Il ne me reste plus qu'à me séparer d'elle, et demander son affectation ailleurs.
Il passa prudemment la lame sur son menton.
Si je fais ça, personne ne comprendra pourquoi, et surtout Riza. Ce serait comme de rejeter la faute sur elle et la punir alors qu'elle n'y est pour rien.
Maintenant, il attaquait la peau juste sous son nez.
En plus ce serait me débarrasser de mon atout le plus précieux dans ma course à la promotion. Autant m'amputer d'un bras.
Il avait presque terminé de se raser,
Sans compter que je ne peux tout simplement pas me passer d'elle.
Sa main trembla et le sang perla sur sa joue.
Il reposa son rasoir et se regarda de nouveau dans le miroir.
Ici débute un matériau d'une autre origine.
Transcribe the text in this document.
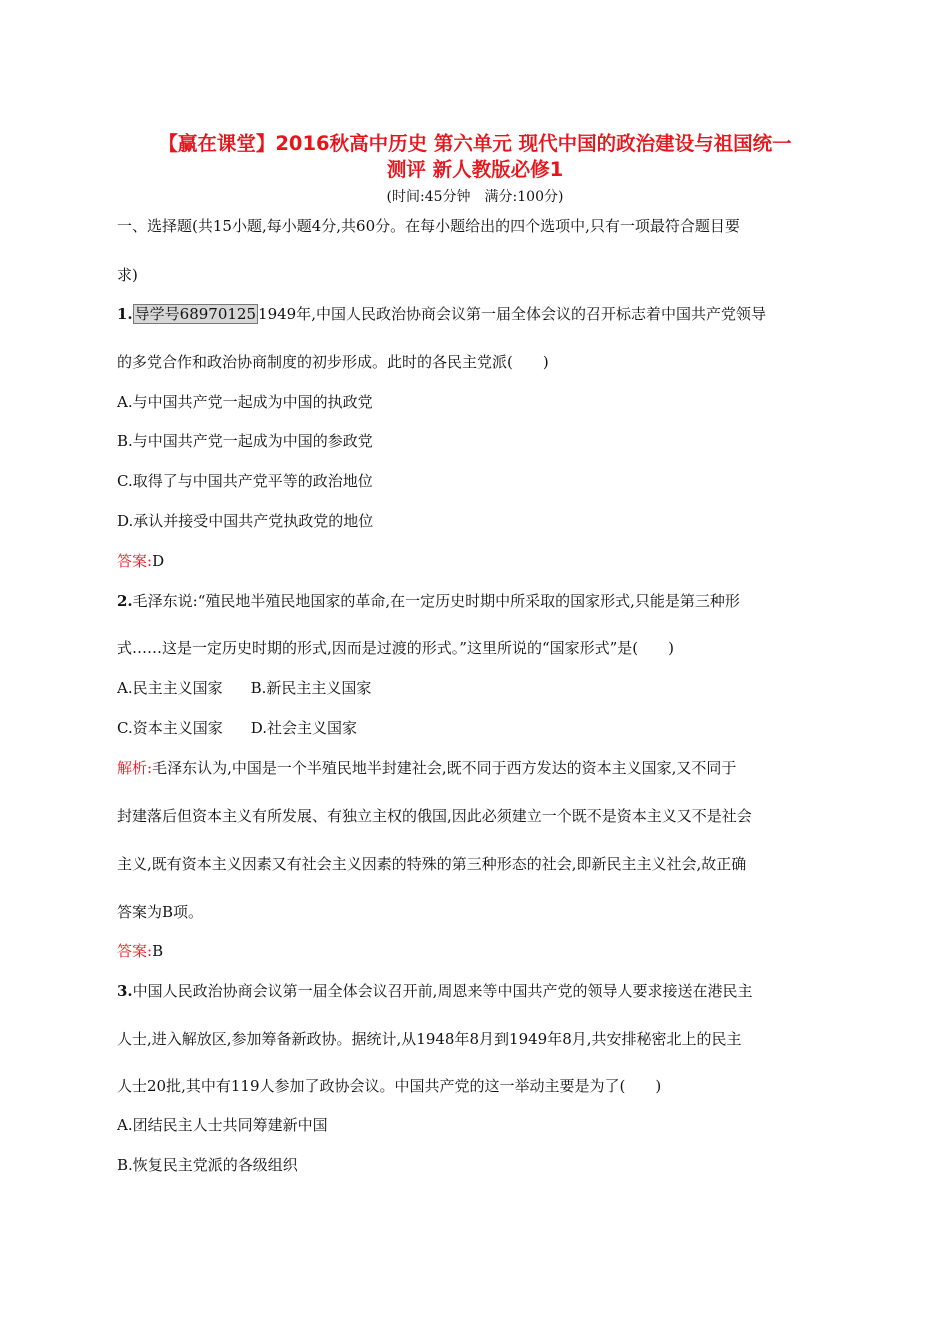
【赢在课堂】2016秋高中历史 第六单元 现代中国的政治建设与祖国统一
测评 新人教版必修1
(时间:45分钟　满分:100分)
一、选择题(共15小题,每小题4分,共60分。在每小题给出的四个选项中,只有一项最符合题目要
求)
1. 导学号68970125 1949年,中国人民政治协商会议第一届全体会议的召开标志着中国共产党领导
的多党合作和政治协商制度的初步形成。此时的各民主党派(　　)
A.与中国共产党一起成为中国的执政党
B.与中国共产党一起成为中国的参政党
C.取得了与中国共产党平等的政治地位
D.承认并接受中国共产党执政党的地位
答案:D
2.毛泽东说:“殖民地半殖民地国家的革命,在一定历史时期中所采取的国家形式,只能是第三种形
式……这是一定历史时期的形式,因而是过渡的形式。”这里所说的“国家形式”是(　　)
A.民主主义国家 B.新民主主义国家
C.资本主义国家 D.社会主义国家
解析:毛泽东认为,中国是一个半殖民地半封建社会,既不同于西方发达的资本主义国家,又不同于
封建落后但资本主义有所发展、有独立主权的俄国,因此必须建立一个既不是资本主义又不是社会
主义,既有资本主义因素又有社会主义因素的特殊的第三种形态的社会,即新民主主义社会,故正确
答案为B项。
答案:B
3.中国人民政治协商会议第一届全体会议召开前,周恩来等中国共产党的领导人要求接送在港民主
人士,进入解放区,参加筹备新政协。据统计,从1948年8月到1949年8月,共安排秘密北上的民主
人士20批,其中有119人参加了政协会议。中国共产党的这一举动主要是为了(　　)
A.团结民主人士共同筹建新中国
B.恢复民主党派的各级组织
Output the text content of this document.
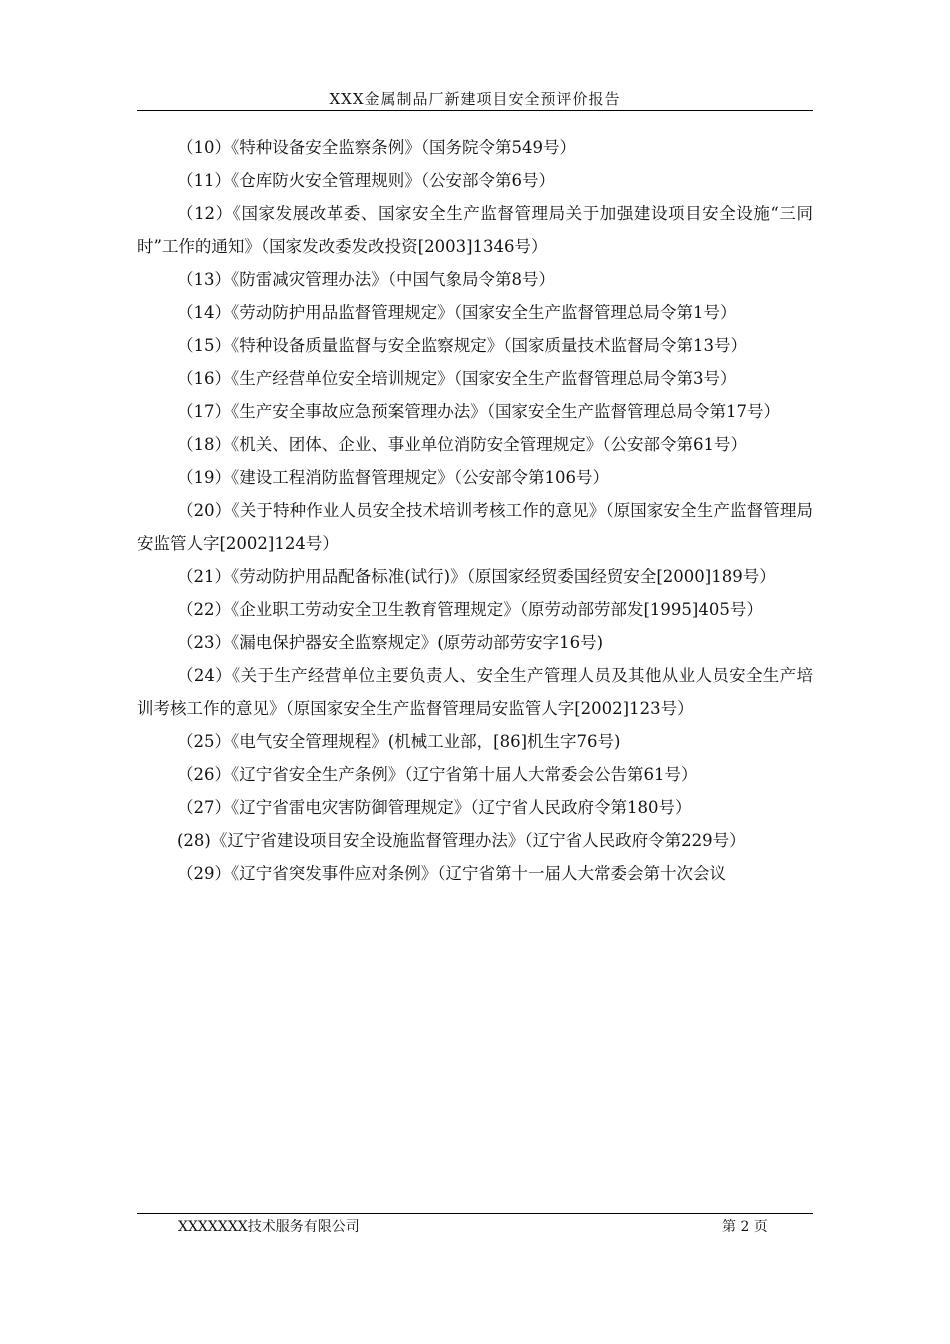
XXX金属制品厂新建项目安全预评价报告

（10）《特种设备安全监察条例》（国务院令第549号）

（11）《仓库防火安全管理规则》（公安部令第6号）

（12）《国家发展改革委、国家安全生产监督管理局关于加强建设项目安全设施“三同时”工作的通知》（国家发改委发改投资[2003]1346号）

（13）《防雷减灾管理办法》（中国气象局令第8号）

（14）《劳动防护用品监督管理规定》（国家安全生产监督管理总局令第1号）

（15）《特种设备质量监督与安全监察规定》（国家质量技术监督局令第13号）

（16）《生产经营单位安全培训规定》（国家安全生产监督管理总局令第3号）

（17）《生产安全事故应急预案管理办法》（国家安全生产监督管理总局令第17号）

（18）《机关、团体、企业、事业单位消防安全管理规定》（公安部令第61号）

（19）《建设工程消防监督管理规定》（公安部令第106号）

（20）《关于特种作业人员安全技术培训考核工作的意见》（原国家安全生产监督管理局安监管人字[2002]124号）

（21）《劳动防护用品配备标准(试行)》（原国家经贸委国经贸安全[2000]189号）

（22）《企业职工劳动安全卫生教育管理规定》（原劳动部劳部发[1995]405号）

（23）《漏电保护器安全监察规定》(原劳动部劳安字16号)

（24）《关于生产经营单位主要负责人、安全生产管理人员及其他从业人员安全生产培训考核工作的意见》（原国家安全生产监督管理局安监管人字[2002]123号）

（25）《电气安全管理规程》(机械工业部，[86]机生字76号)

（26）《辽宁省安全生产条例》（辽宁省第十届人大常委会公告第61号）

（27）《辽宁省雷电灾害防御管理规定》（辽宁省人民政府令第180号）

(28)《辽宁省建设项目安全设施监督管理办法》（辽宁省人民政府令第229号）

（29）《辽宁省突发事件应对条例》（辽宁省第十一届人大常委会第十次会议

XXXXXXX技术服务有限公司	第 2 页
Il ressentit un pincement au coeur,
Je tiens trop à elle pour lui faire ça et me faire ça.
Il s'essuya le visage avec sa serviette.
Mon gars, on n'est pas dans la merde.
Je pourrais très bien ne rien lui dire et faire comme si de rien n'était puisqu'elle n'a aucun souvenir de cette nuit, après tout, ce qu'on ignore ne peut pas nous faire de mal... Mais ce ne serait pas honnête envers elle.
Mais si je lui avoue tout, je risque de la perdre pour de bon, et ma vie aussi vu comme elle a la gâchette facile.
Que faire ? QUE FAIRE ?
Loin d'imaginer seulement le quart des pensées de son Colonel, Riza rouvrit les yeux, se savonna et se rinça. Une fois propre, elle sortit de la baignoire et s'enroula dans sa serviette moelleuse. Elle se sentait tout à fait détendue. Elle se plaça devant son lavabos pour terminer sa toilette et passa sa main sur le miroir pour en effacer la buée, apparut alors à la place de son reflet le visage blafard d'une femme, ses yeux étaient dorés et sans pupilles, des écailles couvraient ses pommettes, sa langue fourchue pointa à travers quatre crocs effilées lorsqu'elle sembla vouloir jaillir du miroir pour se jeter sur elle.
Riza eut un hoquet de terreur et recula d'un pas. Trébuchant, elle s'affala par terre...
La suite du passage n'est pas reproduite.